August 20, 2007

Five years



On August 20, 2007, I celebrated five years of dancing with metastatic breast cancer.

How does one celebrate such an event? After all, it's not like having cancer is a picnic. Treatments, aches that may or may not mean anything, appointments with doctors, diagnostic tests, and lots of meds add up to a strenuous regimen. Sometimes when I meet people for the first time, I answer the question "What do you do?" with "I'm in health care management." (I just don't say it's my own health I'm managing.)

This is how I celebrated: I invited my friends and family to eat dinner, drink a martini, dance a horo and indulge in lots of vitamin CH -- chocolate. More than 60 people gathered to party together, from all the different parts of my life. My yoga instructor and one of my doctors. Radost dancers and synagogue members. My sister and niece from New Jersey. Members of my choir Dunava and Rik's colleagues. It was a glorious mishmash of people.

The crowning moments were being serenaded by Dunava and dancing to tunes from Orkestar RTW. As dusk fell, the band played from the deck. We danced on the grass below in the dark, surrounded by strings of twinkling lights.

This is what Dunava sang to me:
We wish you a happy anniversary.
A joyous and celebrated anniversary.
To our dear Jill --
May she have a long, long life!

August 15, 2007

Bone scan results

Got the results of my recent bone scan on Tuesday and all is good -- no new areas of "involvement." So feeling well actually correlates with being well. It's a concept many take for granted, but here in cancer-land, no can do.

I say all the time, "By me, no news is good news."

August 11, 2007

Semi-annual bone scan

On Wednesday I had my semi-annual bone scan. This test lights up any areas of bone activity, such as healing or healed fractures or bone regrowth. It might reveal any new areas of concern for metastases. So it's a pretty useful exam for me.

I checked in and had the chemo nurses access my port-o-cath (I'd rather use that than get a needle stick!). Went down to the nuclear medicine area, where a tech injected a radioactive dye through the port. Then back to the chemo nurses to have the port de-accessed.

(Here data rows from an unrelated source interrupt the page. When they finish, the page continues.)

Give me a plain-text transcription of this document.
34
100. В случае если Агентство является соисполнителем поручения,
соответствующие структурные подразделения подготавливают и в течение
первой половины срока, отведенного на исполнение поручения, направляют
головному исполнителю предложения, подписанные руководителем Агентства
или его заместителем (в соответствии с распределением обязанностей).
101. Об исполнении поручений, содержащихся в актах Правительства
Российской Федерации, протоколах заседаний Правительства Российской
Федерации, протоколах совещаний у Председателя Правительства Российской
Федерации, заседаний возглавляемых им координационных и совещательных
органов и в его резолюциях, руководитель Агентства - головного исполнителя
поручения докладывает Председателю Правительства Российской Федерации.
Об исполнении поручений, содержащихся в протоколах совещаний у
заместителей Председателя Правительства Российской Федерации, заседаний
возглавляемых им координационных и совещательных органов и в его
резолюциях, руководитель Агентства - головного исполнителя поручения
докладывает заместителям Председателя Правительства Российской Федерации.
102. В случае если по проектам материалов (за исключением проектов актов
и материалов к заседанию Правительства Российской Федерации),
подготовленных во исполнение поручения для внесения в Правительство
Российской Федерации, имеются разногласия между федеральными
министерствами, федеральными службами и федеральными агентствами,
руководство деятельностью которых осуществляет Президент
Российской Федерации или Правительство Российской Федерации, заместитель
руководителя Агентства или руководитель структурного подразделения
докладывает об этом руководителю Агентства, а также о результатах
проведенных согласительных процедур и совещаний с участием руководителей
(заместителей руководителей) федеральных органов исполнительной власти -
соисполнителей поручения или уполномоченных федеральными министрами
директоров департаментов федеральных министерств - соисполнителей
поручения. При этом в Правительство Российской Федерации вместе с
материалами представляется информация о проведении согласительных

There is a 2 hour window of time between when they inject the dye and when I have the exam. I have to drink 24 ounces of water to pee out any remaining dye. I usually go home and relax, have lunch, etc. Then back to the hospital for the scan.

I lie on my back with my arms strapped to my sides on a narrow platform (why are all the platforms narrow?) and go into a scanning tube. Since I wear an eye mask and can listen to tunes through my iPod, it doesn't bother me so much. MRI's are much worse for some reason.

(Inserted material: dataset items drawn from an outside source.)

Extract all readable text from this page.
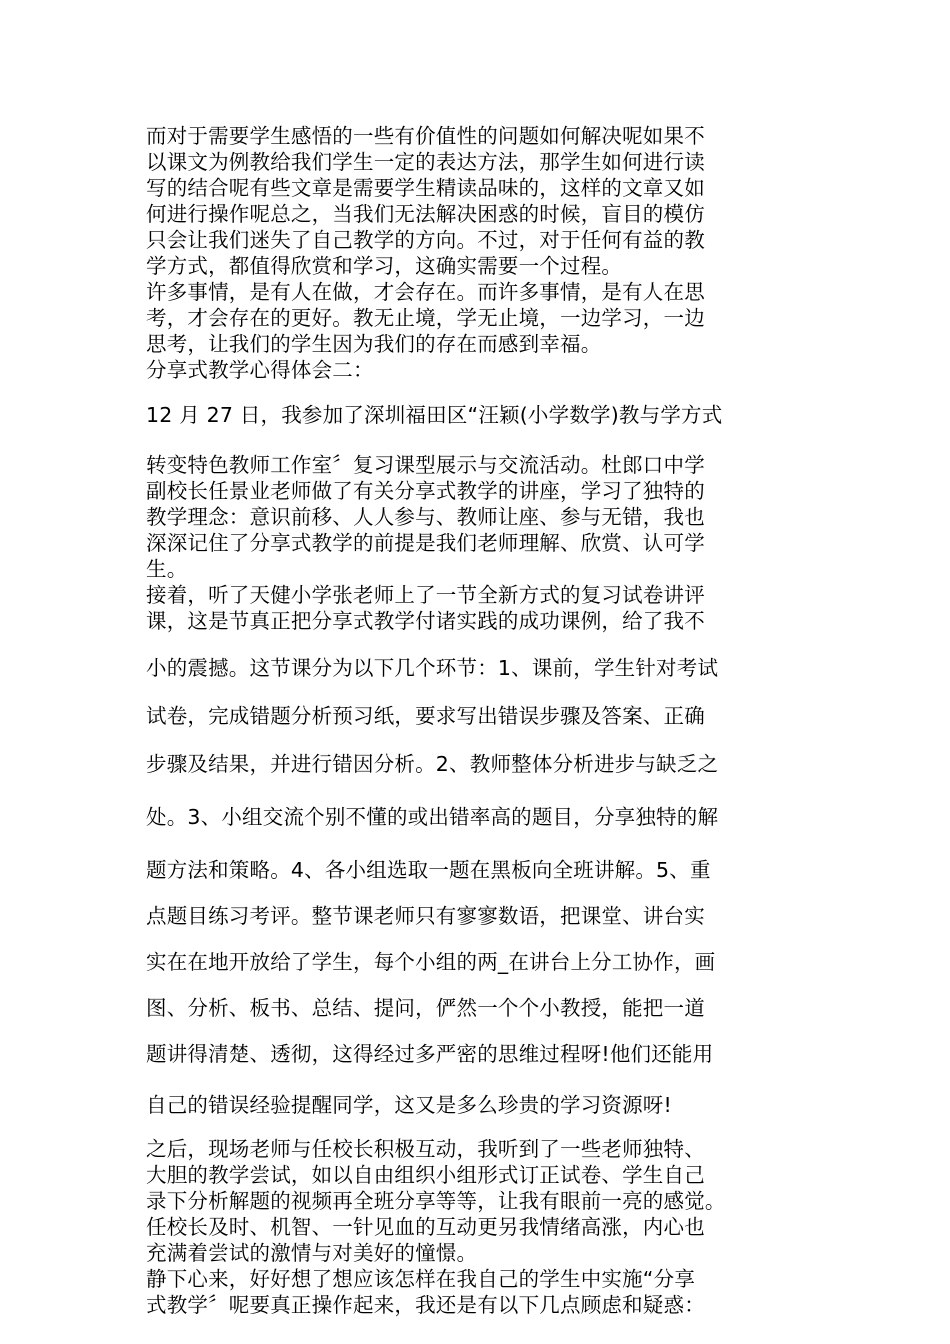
而对于需要学生感悟的一些有价值性的问题如何解决呢如果不

以课文为例教给我们学生一定的表达方法，那学生如何进行读

写的结合呢有些文章是需要学生精读品味的，这样的文章又如

何进行操作呢总之，当我们无法解决困惑的时候，盲目的模仿

只会让我们迷失了自己教学的方向。不过，对于任何有益的教

学方式，都值得欣赏和学习，这确实需要一个过程。

许多事情，是有人在做，才会存在。而许多事情，是有人在思

考，才会存在的更好。教无止境，学无止境，一边学习，一边

思考，让我们的学生因为我们的存在而感到幸福。

分享式教学心得体会二：

12 月 27 日，我参加了深圳福田区“汪颖(小学数学)教与学方式

转变特色教师工作室〞复习课型展示与交流活动。杜郎口中学

副校长任景业老师做了有关分享式教学的讲座，学习了独特的

教学理念：意识前移、人人参与、教师让座、参与无错，我也

深深记住了分享式教学的前提是我们老师理解、欣赏、认可学

生。

接着，听了天健小学张老师上了一节全新方式的复习试卷讲评

课，这是节真正把分享式教学付诸实践的成功课例，给了我不

小的震撼。这节课分为以下几个环节：1、课前，学生针对考试

试卷，完成错题分析预习纸，要求写出错误步骤及答案、正确

步骤及结果，并进行错因分析。2、教师整体分析进步与缺乏之

处。3、小组交流个别不懂的或出错率高的题目，分享独特的解

题方法和策略。4、各小组选取一题在黑板向全班讲解。5、重

点题目练习考评。整节课老师只有寥寥数语，把课堂、讲台实

实在在地开放给了学生，每个小组的两_在讲台上分工协作，画

图、分析、板书、总结、提问，俨然一个个小教授，能把一道

题讲得清楚、透彻，这得经过多严密的思维过程呀!他们还能用

自己的错误经验提醒同学，这又是多么珍贵的学习资源呀!

之后，现场老师与任校长积极互动，我听到了一些老师独特、

大胆的教学尝试，如以自由组织小组形式订正试卷、学生自己

录下分析解题的视频再全班分享等等，让我有眼前一亮的感觉。

任校长及时、机智、一针见血的互动更另我情绪高涨，内心也

充满着尝试的激情与对美好的憧憬。

静下心来，好好想了想应该怎样在我自己的学生中实施“分享

式教学〞呢要真正操作起来，我还是有以下几点顾虑和疑惑：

This tech recognized me and said, "This must be about your tenth bone scan!" I told her I hoped to have more scans for many years yet.

I get the results from my oncologist on Tuesday. Since I don't have any pain, I don't expect any unwelcome news. But you never know. This waiting to get results is why scans cause anxiety for so many people.....

August 01, 2007

Cancer service dog


My friend Jeanne, the Assertive Cancer Patient, has posted on her blog an article about Pumpkin, my wonderful cancer service dog. She's a good writer; I think you'll enjoy reading Pumpkin's and my story AND you'll enjoy Jeanne's take on life.